The Centre’s activities and programs include outpatient admission; dental services; laboratory and x-ray/ECG services; maternity programs such as pre-natal checkups and a lactation support program; World Health Organisation recommended tuberculosis, directly observed treatment short course (TB DOTS) program for children and adults; feeding of malnourished children; public health education; and faith enrichment, offered through daily reflection on the Word of God and catechism.
The Philippines is defined by the World Health Organisation as a high tuberculosis (TB) burden country, with the disease being the sixth most common cause of death nationally.
While vaccines against the disease are mandated by government, social and environmental factors such as poor sanitation and nutrition, high density housing, and lack of education contribute to people being more prone to infection.
Thanks your support, children receiving TB therapy are being provided with nutritious foods and other medicines needed to treat this highly infectious disease and ensure effective and full recovery. Families of children and other patients under TB therapy are also given medical assistance as the need arises.

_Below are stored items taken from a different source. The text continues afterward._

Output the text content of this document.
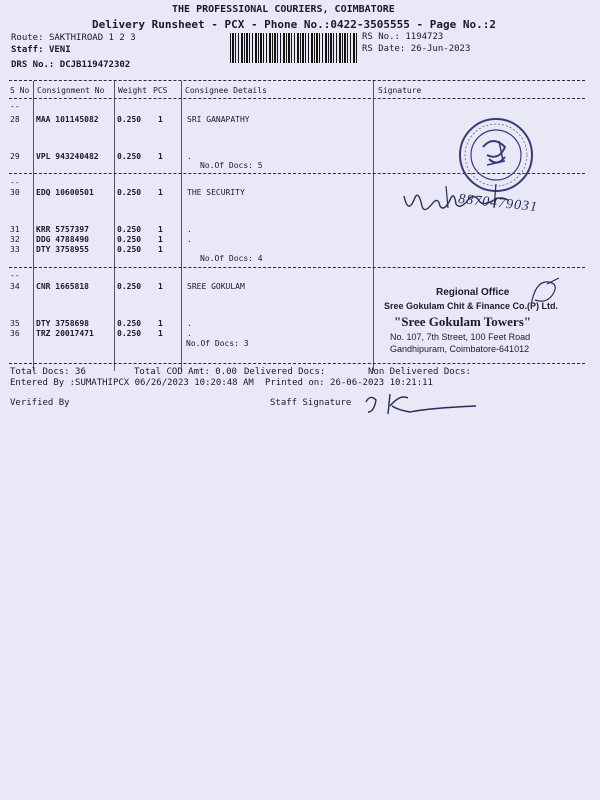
THE PROFESSIONAL COURIERS, COIMBATORE
Delivery Runsheet - PCX - Phone No.:0422-3505555 - Page No.:2
Route: SAKTHIROAD 1 2 3
Staff: VENI
DRS No.: DCJB119472302
RS No.: 1194723
RS Date: 26-Jun-2023
S No Consignment No Weight PCS Consignee Details	Signature
--
28 MAA 101145082 0.250 1	SRI GANAPATHY
29 VPL 943240482 0.250 1	.
No.Of Docs: 5
--
30 EDQ 10600501	0.250 1	THE SECURITY
31 KRR 5757397	0.250 1	.
32 DDG 4788490	0.250 1	.
33 DTY 3758955	0.250 1
No.Of Docs: 4
--
34 CNR 1665818	0.250 1	SREE GOKULAM
35 DTY 3758698	0.250 1	.
36 TRZ 20017471	0.250 1	.
No.Of Docs: 3
Total Docs: 36	Total COD Amt: 0.00 Delivered Docs:	Non Delivered Docs:
Entered By :SUMATHIPCX 06/26/2023 10:20:48 AM Printed on: 26-06-2023 10:21:11
Verified By	Staff Signature
8870479031
Regional Office
Sree Gokulam Chit & Finance Co.(P) Ltd.
"Sree Gokulam Towers"
No. 107, 7th Street, 100 Feet Road
Gandhipuram, Coimbatore-641012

Today, the CHSC is truly a hub of social connection and support in the region of Tondo. Not only does it provide vital health services, but it also facilitates skills-development and training for locals who are struggling to find and secure employment.

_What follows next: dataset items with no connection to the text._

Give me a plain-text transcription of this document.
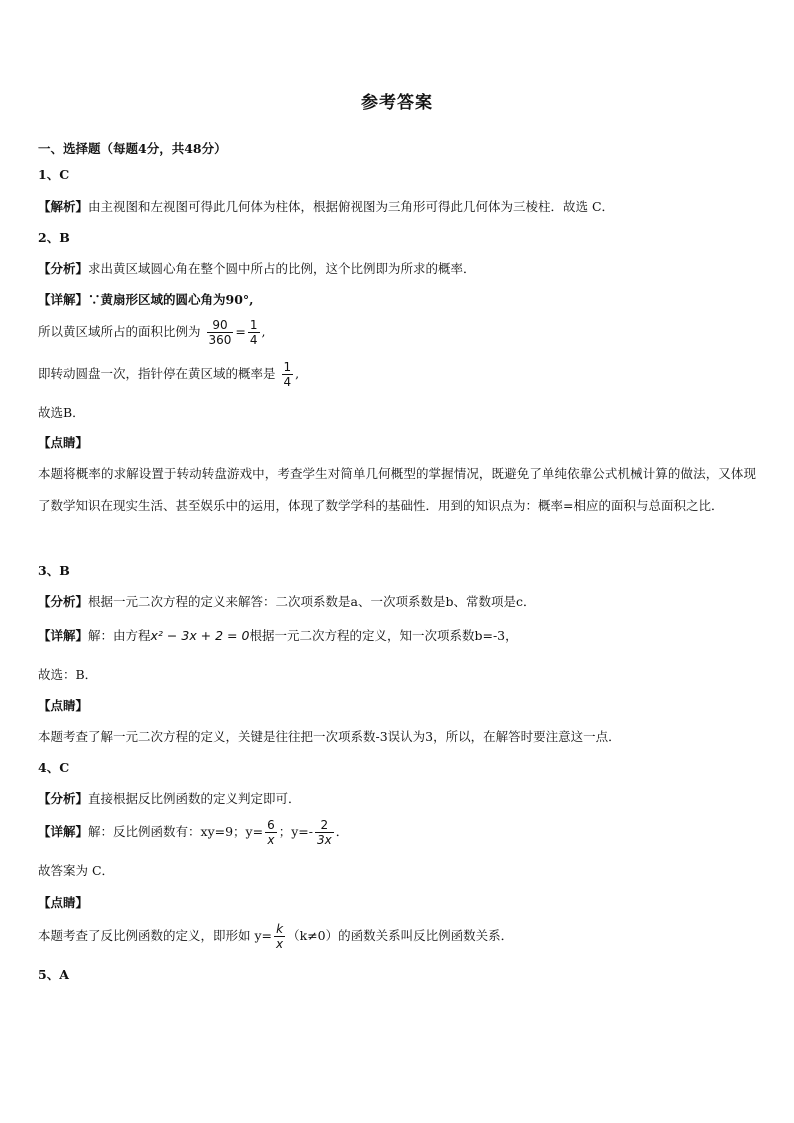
参考答案
一、选择题（每题4分，共48分）
1、C
【解析】由主视图和左视图可得此几何体为柱体，根据俯视图为三角形可得此几何体为三棱柱．故选 C．
2、B
【分析】求出黄区域圆心角在整个圆中所占的比例，这个比例即为所求的概率．
【详解】∵黄扇形区域的圆心角为90°,
所以黄区域所占的面积比例为 $\frac{90}{360} = \frac{1}{4}$ ,
即转动圆盘一次，指针停在黄区域的概率是 $\frac{1}{4}$ ,
故选B．
【点睛】
本题将概率的求解设置于转动转盘游戏中，考查学生对简单几何概型的掌握情况，既避免了单纯依靠公式机械计算的做法，又体现了数学知识在现实生活、甚至娱乐中的运用，体现了数学学科的基础性．用到的知识点为：概率=相应的面积与总面积之比．
3、B
【分析】根据一元二次方程的定义来解答：二次项系数是a、一次项系数是b、常数项是c．
【详解】解：由方程x² − 3x + 2 = 0根据一元二次方程的定义，知一次项系数b=-3，
故选：B．
【点睛】
本题考查了解一元二次方程的定义，关键是往往把一次项系数-3误认为3，所以，在解答时要注意这一点．
4、C
【分析】直接根据反比例函数的定义判定即可．
【详解】解：反比例函数有：xy=9；$y= \frac{6}{x}$ ；$y=- \frac{2}{3x}$ ．
故答案为 C．
【点睛】
本题考查了反比例函数的定义，即形如 $y= \frac{k}{x} (k\ne 0)$的函数关系叫反比例函数关系．
5、A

Overall, this project has benefited many people and the benefits are not restricted to the people the CHSC helps. Effectively treating and reducing the rates of disease in the city, as well as educating people about public health, sanitation and nutrition all have a big impact on the entire population.
Further to this, helping people to gain employable skills and find work is not only beneficial to the individual, but can also transform the lives of whole families and communities as Josephine Balanquit’s story demonstrates.
Impact story - Josephine
Josephine Balanquit is married with five children. Thanks to the Canossa Health and Social Centre, she received training in high-speed sewing and entrepreneurship, and is now working and earning an income to support her family.

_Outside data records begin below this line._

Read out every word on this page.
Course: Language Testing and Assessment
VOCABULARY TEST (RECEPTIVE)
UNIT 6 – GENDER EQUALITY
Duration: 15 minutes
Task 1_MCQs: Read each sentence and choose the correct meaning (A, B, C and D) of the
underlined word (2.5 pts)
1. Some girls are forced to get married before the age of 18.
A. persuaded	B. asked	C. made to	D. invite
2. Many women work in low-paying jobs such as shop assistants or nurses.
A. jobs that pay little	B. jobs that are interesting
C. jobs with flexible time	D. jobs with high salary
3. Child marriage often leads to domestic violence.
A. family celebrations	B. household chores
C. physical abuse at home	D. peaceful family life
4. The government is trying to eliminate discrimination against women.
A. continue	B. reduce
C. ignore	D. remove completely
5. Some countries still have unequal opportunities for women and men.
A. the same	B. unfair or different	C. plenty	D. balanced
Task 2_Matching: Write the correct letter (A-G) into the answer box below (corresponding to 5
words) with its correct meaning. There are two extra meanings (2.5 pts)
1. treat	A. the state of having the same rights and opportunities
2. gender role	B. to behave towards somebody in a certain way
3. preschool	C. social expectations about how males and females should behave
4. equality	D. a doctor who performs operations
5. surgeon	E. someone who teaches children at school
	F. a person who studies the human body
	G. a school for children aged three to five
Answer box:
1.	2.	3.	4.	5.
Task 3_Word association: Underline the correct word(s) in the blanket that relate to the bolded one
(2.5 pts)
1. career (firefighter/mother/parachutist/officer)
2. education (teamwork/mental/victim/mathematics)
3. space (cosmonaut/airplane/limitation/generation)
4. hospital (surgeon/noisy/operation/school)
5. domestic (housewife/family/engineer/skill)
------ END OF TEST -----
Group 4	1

Before starting her training at the CHSC, Josephine stayed in the family home, taking care of the children while her husband worked as a construction labourer. Sometimes, she would work as a house keeper in the homes of nearby families when her husband’s salary was not enough to support their five children attend school or provide for their daily needs. However this work was not steady or reliable.
Josephine enjoyed the company of other learners, which encouraged her to continue and persevere with the training to gain the skills taught in the course. She is thankful because it was always her dream to sew, even when she was still young, and she prayed for the chance to learn this skill.
Because of her high performance in the training, she was immediately asked if she wanted to work in the sewing centre at the CHSC, an opportunity she accepted with gratitude. In this job, she earns Php 1,000 weekly, which is a good amount to supplement her husband’s income and support her family. As a result, Josephine’s wellbeing and that of her family’s has greatly improved and they are in a much better position to provide for their needs and plan for the future.
Josephine dreams of having a machine of her own, so that she can work and earn in her house while taking care of her family. She also attended entrepreneurship training offered at the CHSC and is planning to join the local parish cooperative so that she can save for the future of her children.